Can true love break a curse that crosses lifetimes?

When Aito Kasugai was ten, his whole life changed on meeting Kinoshita, a transfer student at his elementary school. Suddenly, he was overcome by terrifyingly vivid memories of an earlier life as a mermaid princess who was cursed by the sea witch to lose her voice when she fell in love with a mortal. The little mermaid was forced to endure terrible pain when exchanging her tail for human legs so she could walk on land and when her beloved prince married someone else, her body dissolved into sea foam (or so Hans Christian Andersen’s story goes). Aito, traumatized, stops attending school, determined never to risk falling in love.

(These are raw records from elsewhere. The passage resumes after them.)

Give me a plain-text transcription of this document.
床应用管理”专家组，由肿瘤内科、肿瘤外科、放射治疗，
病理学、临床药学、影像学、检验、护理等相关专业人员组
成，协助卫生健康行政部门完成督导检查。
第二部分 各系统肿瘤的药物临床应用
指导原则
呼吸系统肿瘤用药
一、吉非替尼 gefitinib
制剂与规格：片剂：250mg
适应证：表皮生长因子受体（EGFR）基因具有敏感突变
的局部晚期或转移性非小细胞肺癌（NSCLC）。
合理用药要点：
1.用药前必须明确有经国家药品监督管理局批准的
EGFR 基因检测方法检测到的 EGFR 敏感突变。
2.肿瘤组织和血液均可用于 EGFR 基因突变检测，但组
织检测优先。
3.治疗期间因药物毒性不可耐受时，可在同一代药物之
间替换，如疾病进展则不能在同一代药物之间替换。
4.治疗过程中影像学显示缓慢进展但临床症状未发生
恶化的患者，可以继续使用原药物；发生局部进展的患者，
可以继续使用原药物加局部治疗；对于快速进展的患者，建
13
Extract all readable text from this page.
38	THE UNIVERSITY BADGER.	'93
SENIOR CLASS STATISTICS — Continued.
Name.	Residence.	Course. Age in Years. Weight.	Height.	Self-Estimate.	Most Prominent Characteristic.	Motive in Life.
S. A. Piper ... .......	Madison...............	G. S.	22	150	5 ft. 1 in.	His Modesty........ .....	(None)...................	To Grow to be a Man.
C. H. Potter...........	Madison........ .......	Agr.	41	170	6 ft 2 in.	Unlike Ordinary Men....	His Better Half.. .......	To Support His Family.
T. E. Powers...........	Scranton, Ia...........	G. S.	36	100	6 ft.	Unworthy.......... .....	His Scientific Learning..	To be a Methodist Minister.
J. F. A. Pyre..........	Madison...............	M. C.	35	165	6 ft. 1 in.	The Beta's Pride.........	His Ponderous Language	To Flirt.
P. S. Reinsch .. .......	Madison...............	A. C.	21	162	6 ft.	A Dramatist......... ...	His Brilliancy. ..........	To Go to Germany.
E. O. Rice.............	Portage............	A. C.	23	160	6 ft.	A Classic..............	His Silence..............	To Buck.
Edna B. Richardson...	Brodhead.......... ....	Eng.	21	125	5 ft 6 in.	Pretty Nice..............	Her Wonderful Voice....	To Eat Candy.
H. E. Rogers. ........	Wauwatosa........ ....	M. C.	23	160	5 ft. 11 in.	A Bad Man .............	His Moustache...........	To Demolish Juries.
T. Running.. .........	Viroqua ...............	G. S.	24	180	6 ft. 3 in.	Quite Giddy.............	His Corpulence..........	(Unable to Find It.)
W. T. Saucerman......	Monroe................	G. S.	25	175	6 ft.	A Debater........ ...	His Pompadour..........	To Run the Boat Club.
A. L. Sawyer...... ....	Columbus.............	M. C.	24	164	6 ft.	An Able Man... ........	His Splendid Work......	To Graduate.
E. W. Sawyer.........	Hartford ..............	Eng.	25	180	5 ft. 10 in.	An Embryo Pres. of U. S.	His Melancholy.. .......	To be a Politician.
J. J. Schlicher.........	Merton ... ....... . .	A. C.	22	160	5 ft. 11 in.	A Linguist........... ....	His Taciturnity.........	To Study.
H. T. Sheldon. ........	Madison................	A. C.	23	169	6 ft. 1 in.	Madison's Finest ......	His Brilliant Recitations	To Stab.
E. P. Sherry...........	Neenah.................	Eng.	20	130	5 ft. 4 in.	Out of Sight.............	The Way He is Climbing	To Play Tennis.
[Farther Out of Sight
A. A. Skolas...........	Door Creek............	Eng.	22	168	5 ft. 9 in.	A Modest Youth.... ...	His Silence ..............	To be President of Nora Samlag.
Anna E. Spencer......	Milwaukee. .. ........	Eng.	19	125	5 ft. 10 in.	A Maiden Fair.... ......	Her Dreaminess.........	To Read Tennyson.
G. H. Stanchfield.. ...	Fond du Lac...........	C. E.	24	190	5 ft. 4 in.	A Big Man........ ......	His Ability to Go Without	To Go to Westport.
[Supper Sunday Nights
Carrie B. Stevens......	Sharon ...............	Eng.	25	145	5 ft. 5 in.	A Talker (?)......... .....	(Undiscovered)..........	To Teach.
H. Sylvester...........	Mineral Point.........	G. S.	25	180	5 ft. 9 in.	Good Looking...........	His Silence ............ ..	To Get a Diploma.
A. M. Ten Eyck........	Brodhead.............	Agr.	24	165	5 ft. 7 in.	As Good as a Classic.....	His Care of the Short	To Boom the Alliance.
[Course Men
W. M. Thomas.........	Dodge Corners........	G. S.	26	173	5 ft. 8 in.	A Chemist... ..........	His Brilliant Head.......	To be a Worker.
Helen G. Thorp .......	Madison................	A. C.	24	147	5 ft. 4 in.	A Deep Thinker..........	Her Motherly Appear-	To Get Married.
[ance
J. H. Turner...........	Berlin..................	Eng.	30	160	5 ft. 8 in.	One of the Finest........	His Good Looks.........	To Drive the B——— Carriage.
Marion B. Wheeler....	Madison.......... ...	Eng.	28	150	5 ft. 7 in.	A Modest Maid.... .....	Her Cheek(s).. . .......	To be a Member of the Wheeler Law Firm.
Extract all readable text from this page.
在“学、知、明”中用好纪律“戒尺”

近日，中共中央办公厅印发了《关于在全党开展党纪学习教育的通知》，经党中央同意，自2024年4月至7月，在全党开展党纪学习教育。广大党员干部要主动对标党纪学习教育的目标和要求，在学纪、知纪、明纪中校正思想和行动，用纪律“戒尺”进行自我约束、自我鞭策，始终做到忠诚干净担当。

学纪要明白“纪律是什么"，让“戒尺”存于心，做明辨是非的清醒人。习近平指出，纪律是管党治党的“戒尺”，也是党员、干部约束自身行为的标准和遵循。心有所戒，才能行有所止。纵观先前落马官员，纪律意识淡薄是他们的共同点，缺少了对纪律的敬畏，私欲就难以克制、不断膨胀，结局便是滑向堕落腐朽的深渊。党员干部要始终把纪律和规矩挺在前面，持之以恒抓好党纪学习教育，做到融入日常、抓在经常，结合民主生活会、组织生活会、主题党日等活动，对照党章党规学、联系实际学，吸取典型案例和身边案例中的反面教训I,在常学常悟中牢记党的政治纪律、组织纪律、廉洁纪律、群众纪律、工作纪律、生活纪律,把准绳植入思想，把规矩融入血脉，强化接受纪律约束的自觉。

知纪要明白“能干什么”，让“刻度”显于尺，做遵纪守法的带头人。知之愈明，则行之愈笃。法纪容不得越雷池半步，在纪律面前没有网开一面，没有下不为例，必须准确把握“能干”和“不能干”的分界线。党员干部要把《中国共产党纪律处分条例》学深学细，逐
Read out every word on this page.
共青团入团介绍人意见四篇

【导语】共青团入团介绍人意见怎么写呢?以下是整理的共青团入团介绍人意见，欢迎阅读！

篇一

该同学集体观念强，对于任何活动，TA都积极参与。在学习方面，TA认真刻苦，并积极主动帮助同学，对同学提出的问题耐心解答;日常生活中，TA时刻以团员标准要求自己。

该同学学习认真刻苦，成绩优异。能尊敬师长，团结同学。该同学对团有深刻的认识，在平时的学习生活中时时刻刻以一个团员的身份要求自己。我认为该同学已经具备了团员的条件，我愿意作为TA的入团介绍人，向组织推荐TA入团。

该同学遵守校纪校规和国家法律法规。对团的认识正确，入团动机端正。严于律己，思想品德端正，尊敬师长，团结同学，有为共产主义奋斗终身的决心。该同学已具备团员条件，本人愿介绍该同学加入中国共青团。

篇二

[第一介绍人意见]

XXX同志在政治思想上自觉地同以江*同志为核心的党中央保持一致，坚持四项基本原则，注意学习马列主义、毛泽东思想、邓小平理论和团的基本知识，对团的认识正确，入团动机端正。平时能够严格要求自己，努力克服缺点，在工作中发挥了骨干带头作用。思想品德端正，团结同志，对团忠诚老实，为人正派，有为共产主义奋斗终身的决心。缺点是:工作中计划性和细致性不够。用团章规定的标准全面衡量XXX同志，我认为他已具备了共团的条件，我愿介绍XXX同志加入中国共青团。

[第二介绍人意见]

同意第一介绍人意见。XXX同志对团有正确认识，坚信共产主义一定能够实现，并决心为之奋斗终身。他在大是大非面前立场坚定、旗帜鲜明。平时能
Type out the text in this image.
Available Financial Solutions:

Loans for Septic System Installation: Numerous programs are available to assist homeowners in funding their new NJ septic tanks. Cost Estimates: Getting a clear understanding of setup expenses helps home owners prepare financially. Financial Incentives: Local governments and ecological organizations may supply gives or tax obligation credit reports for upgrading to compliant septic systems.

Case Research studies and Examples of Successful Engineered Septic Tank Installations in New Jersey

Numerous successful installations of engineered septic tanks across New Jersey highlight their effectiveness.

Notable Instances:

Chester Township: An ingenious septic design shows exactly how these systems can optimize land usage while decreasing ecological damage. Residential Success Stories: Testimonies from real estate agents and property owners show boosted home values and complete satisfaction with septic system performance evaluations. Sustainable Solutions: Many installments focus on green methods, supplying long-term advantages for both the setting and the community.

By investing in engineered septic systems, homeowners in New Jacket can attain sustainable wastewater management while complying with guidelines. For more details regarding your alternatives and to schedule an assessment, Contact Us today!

We catch up with Aito again in his second year of fashion design at art college – and he’s just spotted the film department down on the seashore, doing a shoot for an upcoming project. Not only does this stir up more past-life memories but he notices one of the film crew and is triggered all over again. His friend Mizuki finds out that the student is Toru, majoring in sound and engineering – and Toru, finding a clip of Aito posted by Mizuki, comes to find the two of them. He’s writing a song for the film and he wants Aito to do the vocals. Aito, afraid that the curse will be reignited, refuses – but then they have one of ‘those’ accidents on the stairs. Toru saves Aito but Aito is afraid his feet and legs have been affected by the curse – and sure enough, he’s got a hairline fracture. However, Toru seems determined to get to know him better and lets him hear some of the music he’s been writing: his dream is to become a film composer. Aito is doing his very best not to fall for Toru but the more time they spend together, the more he realizes that he loves him. It’s hard to speak aloud but at least he can text his answers. He really wants to sing the song Toru’s composing. But are they doomed to be driven apart by his curse?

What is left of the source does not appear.